Pour la partie CMS, l’idée est de pousser toutes les modifications faites en base dans des topics Kafka dédiés (voir notre projet open source kafka-mongo-watcher). Ensuite ces événements sont traités, transformés puis stockés (voir notre projet open source kafka-transformer) dans des instances Elasticache Redis. Nous maintenons alors à jour, en quasi temps réel, notre catalogue de contenu dans un cache partagé sur lequel nous avons directement branché nos instances GraphQL. Deux conséquences : nous ne sommes plus dépendants des indexers de données et nous avons supprimé la couche de cache in-memory (non partagée) de notre API GraphQL. De plus nous avons dénormalisé les données dans Redis de telle manière que le service catalogue devient superflu. Ainsi nous gagnons sur les deux tableaux (latence liée à l’indexation et performance de l’API GraphQL).

Pour traiter certains cas particuliers, nous avons recours à Goka pour, par exemple, permettre la jointure et l’aggrégation de données en provenance de plusieurs types d’événements différents (exemple : jointure entre les mises à jour des programmes et des vidéos pour produire des curations éditoriales qui sont ensuite stockées dans Redis). Enfin, nous avons introduit un composant scheduler dont l’objectif est de produire des événements temporels sur lesquels le système va pouvoir réagir (exemple : expiration d’une vidéo).

Pour la partie utilisateur, nous avons conservé globalement la même architecture qu’avant mais en la modernisant :

  • Fusion au sein d’une seule API des données utilisateurs
  • Bascule vers DynamoDB (à la place des instances Elasticsearch)
  • Bascule sur Kafka (à la place de RabbitMQ)
  • Migration de l’instance Redis vers Elasticache

Enfin pour la partie recommandation nous avons :

  • Injecté les fichiers parquet directement dans Kafka
  • Remplacé la base Elasticsearch par une base DynamoDB pour le stockage à froid
  • Ajouté une instance Redis qui agit comme cache partagé
  • Introduit, gràce à notre équipe data, une nouvelle API de recommandation temps réel

Dans les deux cas, nous profitons maintenant des possibilités de mise à l’échelle automatique de DynamoDB et des performances accrues des services managés MSK et Elasticache.

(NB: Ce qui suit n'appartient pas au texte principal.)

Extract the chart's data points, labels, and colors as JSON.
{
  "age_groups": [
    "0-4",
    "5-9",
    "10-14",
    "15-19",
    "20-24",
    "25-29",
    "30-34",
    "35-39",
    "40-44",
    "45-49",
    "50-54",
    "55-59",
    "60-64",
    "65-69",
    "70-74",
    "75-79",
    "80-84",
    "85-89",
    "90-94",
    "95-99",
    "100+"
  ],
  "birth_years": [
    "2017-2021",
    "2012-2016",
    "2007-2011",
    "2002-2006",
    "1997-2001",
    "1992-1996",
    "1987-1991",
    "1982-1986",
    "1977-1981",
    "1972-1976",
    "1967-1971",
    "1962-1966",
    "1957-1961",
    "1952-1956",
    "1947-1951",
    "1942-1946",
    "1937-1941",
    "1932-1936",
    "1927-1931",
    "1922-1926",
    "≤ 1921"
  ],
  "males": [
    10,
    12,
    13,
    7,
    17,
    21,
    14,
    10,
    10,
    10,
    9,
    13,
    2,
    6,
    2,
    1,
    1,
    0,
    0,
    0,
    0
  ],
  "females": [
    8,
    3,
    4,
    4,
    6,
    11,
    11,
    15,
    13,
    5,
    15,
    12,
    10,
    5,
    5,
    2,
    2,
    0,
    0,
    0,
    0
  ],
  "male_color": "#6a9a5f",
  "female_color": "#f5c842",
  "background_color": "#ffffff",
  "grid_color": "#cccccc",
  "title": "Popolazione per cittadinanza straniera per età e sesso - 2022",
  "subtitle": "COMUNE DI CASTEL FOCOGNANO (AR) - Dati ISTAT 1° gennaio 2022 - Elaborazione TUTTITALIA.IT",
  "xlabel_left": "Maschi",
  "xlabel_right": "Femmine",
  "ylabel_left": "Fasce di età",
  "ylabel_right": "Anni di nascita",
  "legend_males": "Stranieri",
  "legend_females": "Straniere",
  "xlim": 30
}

Toutes ces modifications permettent donc des gains notables sur la performance, la mise à l’échelle et la réduction des latences de notre architecture. Mais nous sommes encore en phase transitoire et d’autres évolutions sont déjà prévues, notamment autour de la médiathèque et du pré-chargement des données dans notre CDN, mais aussi sur le calcul des tops vidéos et programmes en temps réel.

Conclusion

Comme vous avez pu le constater à la lecture de cet article, les dernières années ont été riches pour l’équipe Backend. Je tiens personnellement à remercier toute l’équipe pour son travail, ses compétences et sa capacité à remettre en question ses choix pour oeuvrer à l’amélioration continue de notre architecture (le tout dans une super ambiance 😀). Bien que dense, cet article ne fait qu’effleurer certains aspects techniques. Nous les développerons dans de futurs articles qui, nous l’espérons, réussiront à capter votre attention.

Remerciements

Merci aux relecteurs de l’article : Sabine, Déborah, Guillaume, Richard, Thierry et Vincent.